Urn problem where you remove as much balls as the r-th side of a fair dice of n faces tells you This is another problem from David Stirzaker Elementary Probability. As context you have $2n$ balls, $n$ of which are tangerine and the other $n$ are heliotrope. The problem goes as follows:
"A fair die with n sides is rolled. If the rth face is shown, r balls are removed from
the urn and placed in a bag. What is the probability that a ball removed at random from the bag is
tangerine"
The books gives as answer $\frac{1}{2}$ but I'm not sure how to get there. What I've been trying to do is consider the procedure from another problem that's almost identical to this except that there is no fair die and you are only taking $n$ balls instead of the $r$ that indicates this problem, the answer to that problem is in this post, it went like this:
$$P(B)=\frac{1}{\binom{2n}{n}}\left(\sum\limits_{k=0}^n\frac{n-k}{n}\binom{n}{n-k}\binom{n}{k}\right)=
\frac{1}{\binom{2n}{n}}\left(\sum\limits_{k=0}^n\color{blue}{\frac{n-k}{n}\cdot\frac{n!}{(n-k)!k!}}\cdot\binom{n}{k}\right)=\\
\frac{1}{\binom{2n}{n}}\left(\sum\limits_{k=0}^n\color{blue}{\frac{(n-1)!}{(n-k-1)!k!}}\cdot\binom{n}{k}\right)=
\frac{1}{\binom{2n}{n}}\left(\sum\limits_{k=0}^n\color{blue}{\binom{n-1}{k}}\cdot\color{red}{\binom{n}{k}}\right)=\\
\frac{1}{\binom{2n}{n}}\left(\sum\limits_{k=0}^n\binom{n-1}{k}\cdot\color{red}{\binom{n}{n-k}}\right)=\frac{1}{2}$$
With this in mind what I tried to do is consider that every face in the die has a probability of $\frac{1}{n}$ to show up and to consider every posible value that $r$ can have as follows:
$$P(B)=\sum\limits_{r=1}^n\frac{1}{n}\frac{1}{\binom{2n}{r}}\left(\sum\limits_{k=0}^r\frac{n-k}{n}\binom{r}{r-k}\binom{r}{k}\right)$$
Where you are considering that you choose $r$ balls from the total of $2n$ to remove and you consider each possible $k$ such that in those $r$ balls you removed exactly $k$ tangerine balls. But I'm not sure to how can i get to the $\frac{1}{2}$ answer, so I would appreciate a lot the help
 A: First, let us find the conditional probability of choosing a tangerine ball given that the roll of the die was $r$. I think you will find the proof here is quite similar to the proof you provided in your post.
$$
\begin{align}
P(\text{choose tangerine}\mid \text{roll} = r)

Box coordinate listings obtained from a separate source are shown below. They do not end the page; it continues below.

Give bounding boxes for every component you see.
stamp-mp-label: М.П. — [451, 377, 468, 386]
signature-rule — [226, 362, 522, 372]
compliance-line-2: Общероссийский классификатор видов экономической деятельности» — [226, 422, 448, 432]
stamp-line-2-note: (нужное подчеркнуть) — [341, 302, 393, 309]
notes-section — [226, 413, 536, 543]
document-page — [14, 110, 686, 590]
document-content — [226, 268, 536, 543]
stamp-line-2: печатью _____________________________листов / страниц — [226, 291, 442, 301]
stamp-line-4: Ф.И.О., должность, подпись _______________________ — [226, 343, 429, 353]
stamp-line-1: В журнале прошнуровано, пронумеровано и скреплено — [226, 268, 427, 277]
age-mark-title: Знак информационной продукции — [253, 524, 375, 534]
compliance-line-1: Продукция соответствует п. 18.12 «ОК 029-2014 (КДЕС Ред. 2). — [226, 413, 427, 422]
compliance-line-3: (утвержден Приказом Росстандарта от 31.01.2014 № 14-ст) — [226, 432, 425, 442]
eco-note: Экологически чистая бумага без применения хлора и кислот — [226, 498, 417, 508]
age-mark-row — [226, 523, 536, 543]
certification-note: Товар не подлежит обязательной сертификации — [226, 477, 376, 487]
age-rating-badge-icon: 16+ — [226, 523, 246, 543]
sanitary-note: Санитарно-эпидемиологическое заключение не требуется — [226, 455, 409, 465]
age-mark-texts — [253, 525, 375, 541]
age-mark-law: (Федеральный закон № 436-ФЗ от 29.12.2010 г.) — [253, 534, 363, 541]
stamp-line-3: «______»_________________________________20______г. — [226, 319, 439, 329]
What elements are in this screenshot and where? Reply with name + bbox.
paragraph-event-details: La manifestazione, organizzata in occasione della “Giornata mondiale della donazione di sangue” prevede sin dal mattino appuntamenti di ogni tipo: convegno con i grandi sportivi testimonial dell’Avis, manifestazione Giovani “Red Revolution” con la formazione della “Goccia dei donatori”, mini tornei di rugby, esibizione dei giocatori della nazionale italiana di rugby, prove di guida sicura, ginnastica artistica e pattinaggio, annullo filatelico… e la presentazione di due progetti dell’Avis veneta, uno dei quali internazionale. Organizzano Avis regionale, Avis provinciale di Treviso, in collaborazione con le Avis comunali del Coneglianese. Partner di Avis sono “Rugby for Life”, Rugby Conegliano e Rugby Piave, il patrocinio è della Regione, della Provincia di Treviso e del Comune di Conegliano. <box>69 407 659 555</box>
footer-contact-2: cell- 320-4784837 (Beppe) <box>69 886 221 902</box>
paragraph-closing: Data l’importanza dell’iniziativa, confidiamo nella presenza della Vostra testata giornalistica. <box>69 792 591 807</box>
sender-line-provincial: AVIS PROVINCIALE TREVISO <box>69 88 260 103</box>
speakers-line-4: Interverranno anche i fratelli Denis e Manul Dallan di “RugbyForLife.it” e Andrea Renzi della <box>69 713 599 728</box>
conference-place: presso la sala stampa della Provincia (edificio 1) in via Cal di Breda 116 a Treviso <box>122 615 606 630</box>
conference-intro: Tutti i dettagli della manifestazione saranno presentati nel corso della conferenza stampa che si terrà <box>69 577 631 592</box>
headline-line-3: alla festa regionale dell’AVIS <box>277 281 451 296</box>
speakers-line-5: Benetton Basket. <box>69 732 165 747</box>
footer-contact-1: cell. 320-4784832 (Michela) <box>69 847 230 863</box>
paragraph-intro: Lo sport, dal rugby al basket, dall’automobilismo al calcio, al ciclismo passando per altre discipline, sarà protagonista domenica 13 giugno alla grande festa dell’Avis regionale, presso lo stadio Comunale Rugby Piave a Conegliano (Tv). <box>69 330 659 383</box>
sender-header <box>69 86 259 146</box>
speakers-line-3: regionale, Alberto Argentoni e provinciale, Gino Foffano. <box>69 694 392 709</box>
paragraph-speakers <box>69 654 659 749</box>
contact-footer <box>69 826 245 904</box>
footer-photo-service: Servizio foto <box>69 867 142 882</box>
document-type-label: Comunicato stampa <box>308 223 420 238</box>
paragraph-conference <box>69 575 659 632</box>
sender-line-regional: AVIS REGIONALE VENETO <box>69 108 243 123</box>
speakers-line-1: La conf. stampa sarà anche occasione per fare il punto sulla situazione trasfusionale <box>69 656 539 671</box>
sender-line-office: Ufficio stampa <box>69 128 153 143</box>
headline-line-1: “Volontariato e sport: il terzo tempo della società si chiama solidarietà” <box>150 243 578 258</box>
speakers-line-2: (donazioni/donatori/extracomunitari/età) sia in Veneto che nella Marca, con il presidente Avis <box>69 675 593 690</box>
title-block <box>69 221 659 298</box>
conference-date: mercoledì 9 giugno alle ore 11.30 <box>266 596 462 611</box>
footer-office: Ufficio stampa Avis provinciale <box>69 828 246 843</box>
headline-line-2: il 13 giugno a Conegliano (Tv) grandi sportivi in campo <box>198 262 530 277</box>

&=\frac1{\binom{2n}r}\sum_{k=0}^r \frac{r-k}{r}\binom{n}{r-k}\binom{n}{k}
\\&=\frac1{r\binom{2n}{r}}\sum_{k=0}^{r-1} \color{blue}{(r-k)\binom{n}{r-k}}\binom{n}{k}
\\&=\frac1{r\binom{2n}{r}}\sum_{k=0}^{r-1} \color{blue}{n\binom{n-1}{r-k-1}}\binom{n}{k}
\\&=\frac{n}{r\binom{2n}{r}}\binom{2n-1}{r-1}=\frac12
\end{align}
$$
Since the conditional probability of drawing a tangerine is $1/2$ for every possible roll of the die, it follows that the overall probability is $1/2$. In detail,
$$
P(\text{choose tangerine})=\sum_{r=1}^n P(\text{choose tangerine}\mid \text{roll = r})P(\text{roll }=r)=\sum_{r=1}^n \frac12\times \frac1n=\frac12.
$$
A: There is no preference for any particular ball to be chosen. Each of the $2n$ balls in the urn is equally likely to come out of the bag at the end of the process. So since half the balls are tangerine, there is a probability of $\frac12$ that a tangerine ball is chosen.